Interestingly none of the GNP&BR staff mention the Macaulays – which seems perhaps another ploy by the railway company to mitigate any publicity the case would receive.
However the Macaulays brought their own action against the GNP&BR for negligence and damages and evidently the company were trying their best to deny they had any liability. Apparently the GNP&BR didn’t want to make any official statements in regards to the accident and they stuck to the story that Tomlinson had fell from the lift engine room. The company’s staff insisted there was nothing absolutely wrong with the lift or its machinery and Tomlinson had merely suffered shock and cuts with no danger of his losing his life.
The Macaulays were not having it and despite injuries and illness caused by Tomlinson’s act, they spent the better part of two years pursuing the tube railway company through the courts – and that despite the railway company’s continued protestations it was not liable. Right to the end the company’s solicitors were asserting there was no case to be made against it and that negligence had not been proved. In December 1908 the couple were awarded £950 damages – £750 to Mr Macaulay and £200 to the unfortunate Mrs Macaulay.

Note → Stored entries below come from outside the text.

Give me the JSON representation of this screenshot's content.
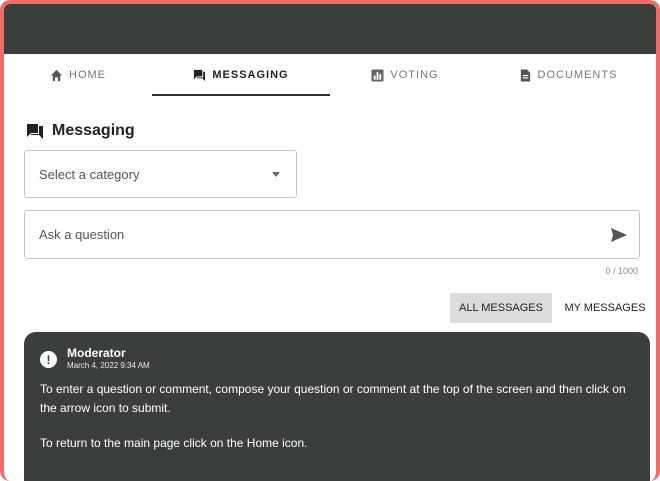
{
  "tabs": [
    {
      "label": "HOME",
      "icon": "home-icon"
    },
    {
      "label": "MESSAGING",
      "icon": "chat-icon"
    },
    {
      "label": "VOTING",
      "icon": "chart-icon"
    },
    {
      "label": "DOCUMENTS",
      "icon": "document-icon"
    }
  ],
  "section": {
    "title": "Messaging",
    "icon": "chat-icon"
  },
  "category_select": {
    "placeholder": "Select a category"
  },
  "question_input": {
    "placeholder": "Ask a question",
    "counter": "0 / 1000"
  },
  "message_filters": {
    "all": "ALL MESSAGES",
    "mine": "MY MESSAGES"
  },
  "message": {
    "author": "Moderator",
    "timestamp": "March 4, 2022 9:34 AM",
    "icon": "alert-icon",
    "paragraph1": "To enter a question or comment, compose your question or comment at the top of the screen and then click on the arrow icon to submit.",
    "paragraph2": "To return to the main page click on the Home icon."
  },
  "colors": {
    "header": "#3b3f3b",
    "frame": "#f26b6b",
    "active_filter": "#dcdcdc"
  }
}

The final judgement which took place on 30th April 1909, more than two years after the accident, was a sort of mixed bag. The plaintiffs’ case was upheld as was the damages that had been awarded. However in the case of the GNP&BR there was much doubt as to whether they were actually responsible for the incident. Had they been negligent in not having lift doors that could not be opened when no lift was present? The court concurred whether the lifts were more secure or not it was Tomlinson who was most determined to open those doors. Whether it was suicide or accident no one was able to quite agree.
It follows there was a recommendation for the GNP&BR to adopt a more safer means of ensuring its lift doors were secure and not able to be opened when no lift was present. It wasn’t a legally binding requirement, but merely an avenue the company should pursue.
One can be sure the impact of the incident upon the new honeymooners’ lives must have been considerable.